Once upon a time, there was a young technical writer who dwelled in an elegant cubicle with high, noise-baffling walls. He was handsome and clever, beloved by engineers and product managers throughout the Valley, and could write like the wind itself.
One dark winter’s evening just before close of business, an ancient crone came tottering over to his desk. In her arms she clutched a tattered collection of printouts of the DR DOS 3.31 manual. “Please, young sir,” the crone asked, “could you trouble yourself to help me edit this poor old woman’s manuscript?”
The young technical writer laughed and refused. “I am far too busy to help the likes of you,” he said, by which he meant too busy reading Reddit. “Begone!”
Once more the crone asked the young man for help with her edits, taking care to warn him that things were not always what they seemed on the surface… and once more the young man refused to help her.
BAMF! With a flash of light and an acrid whiff of toner, the crone’s disguise fell away, revealing her true form: the Goddess of Technical Writing herself.
The young man fell onto his knees, begging forgiveness and sobbing, but it was too little, too late. The Goddess faded away, but not before spitting out her most venomous curse: “May all your software manuals forever be written in TWiki!”
So if you’re an unlucky person, you might find yourself stuck with a pile of technical documentation in TWiki or some other baroque “enterprise” wiki. If so, here’s a hacky recipe for getting yourself unstuck.

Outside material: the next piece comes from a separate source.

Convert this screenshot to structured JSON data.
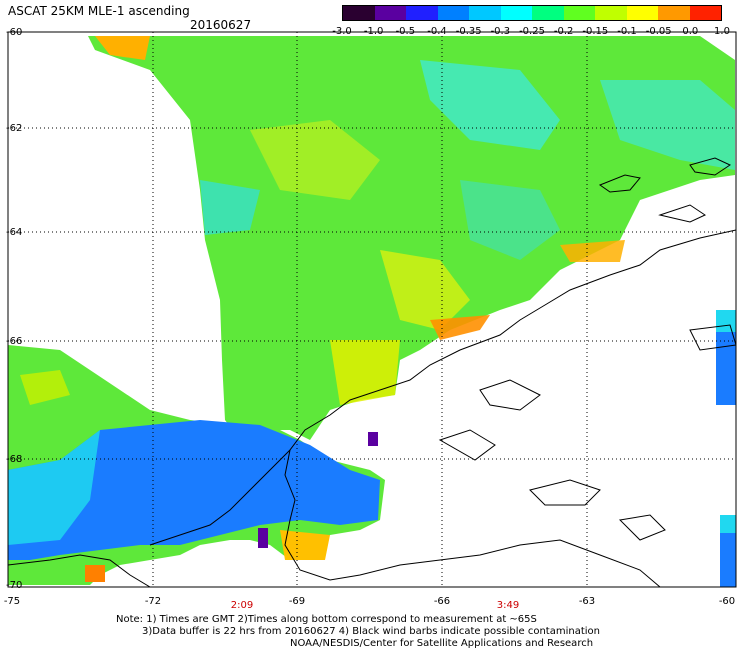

View a rendered wiki page and select the content div out of the HTML, saving each page as an HTML snippet. In TWiki or Foswiki, the content div typically has an ID of
patternMainContents. For a small number of pages, you can use your browser’s element inspector to help you copy and paste the content. For a large number of pages, you can try automating this process with curl and some custom script that strips off everything that isn’t the content div.
Run all resulting HTML snippets through
Download and install pandoc.
Run all tidied HTML snippets through pandoc, converting them to Markdown, RST, or the output format of your choice.
The main takeaway is that you don’t want to mess with parsing the horrible native wiki format. Let the wiki do its thing and just get the resulting HTML — that’s something you can work with.